ピン、ワイヤー、ネット、忌避剤、電気ショックなどの製品・工法を並べて展示している。

近ごろ人気のプレミアムブラック仕様。製品の色が光の影となじんで目立たない。
東京・大田区といえば、製造業約4000社の中小企業が集積する地域として広く知られている。本会場では、大田区の技術系「受発注あっせん相談員」が常駐して、来場した企業とこれらの企業とのマッチングを実施する。
以下に、ブース内の企業3社の展示内容も簡単に紹介しよう。
高耐久メッキ鋼板の金具を用いた乾式工法によりレンガを効率よく施工することができる新世代のレンガ外壁システム「スマートブリック・ウォール」を紹介。シンプルな材料を使用し、切断・取り付けなどの現場作業も簡単なため、他の類似工法に比べて価格競争力が高い。

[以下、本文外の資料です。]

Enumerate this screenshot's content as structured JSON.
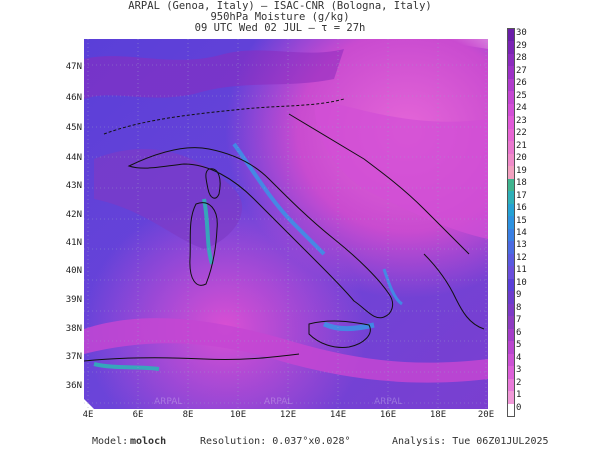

環境にやさしい水系塗料を中心に、耐久性はもちろんのこと作業性にも優れた塗料を紹介。建築物や車両の屋根に用いる遮熱・断熱塗料、コンクリートなどの劣化防止用塗料、シリコーンを用いた防錆・防水用コーティング材などを展示している。

太洋塗料のブース。

砂利(左)を固めて飛散を防止(右)。粒と粒の接点で固定するため、
そのすきまから水を透過し、水を地面に浸透させることができる。
コンクリート打設を行わず、斜面などの悪条件でもパイプを打ち込むだけで基礎としての支持力を発揮する鋼製ユニット基礎「リユースベース」。搬入が容易で、スピーディーな施工が可能で、工費・工期の短縮を図れるのが特徴だ。



毎年、家具や建具に用いる機能性に優れた金物、
デザイン性に優れたシャッターの展示で来場者の足を止めるスガツネ工業のブース。
今回は、新製品のスイッチ・コンセントプレートを数多く出品している。

メキシコ産の天然石「メキシカンオニキス」によるインテリアデザインの提案を行う相田化学工業のブースでは、透過性を生かしたランプなどの装飾品のほか、バックライトの効果を利用して店舗や商業施設の壁、柱、テーブル、カウンターなどを展示している。


デジタルペンで専用方眼紙上に間取りを手がきすると、自動で3Dパースが描かれるプレゼンテーションに便利な建築用営業支援ツール「ALTA」を2年前に開発したコンピュータシステム研究所。作成したプレゼンシートはPowerPoint形式で保存でき、iPad上でもプレゼンが可能だ。また、同社にデータを送ると3Dプリンターで石膏製の模型を作成してくれるサービス(有料)もある。

コンピュータシステム研究所のブース。


「公共建築」をテーマとした20周年記念セミナーをはじめとする各種セミナー(全セミナー受講無料)が連日開催されている。

建築・建材展20周年記念 日経アーキテクチュアセミナー「実プロジェクトから考える『これからの公共建築』」のセミナー会場(3月4日(火)13:00~16:00 会議棟1Fにて開催)。多くの受講者が講師の話を熱心に聴いていた。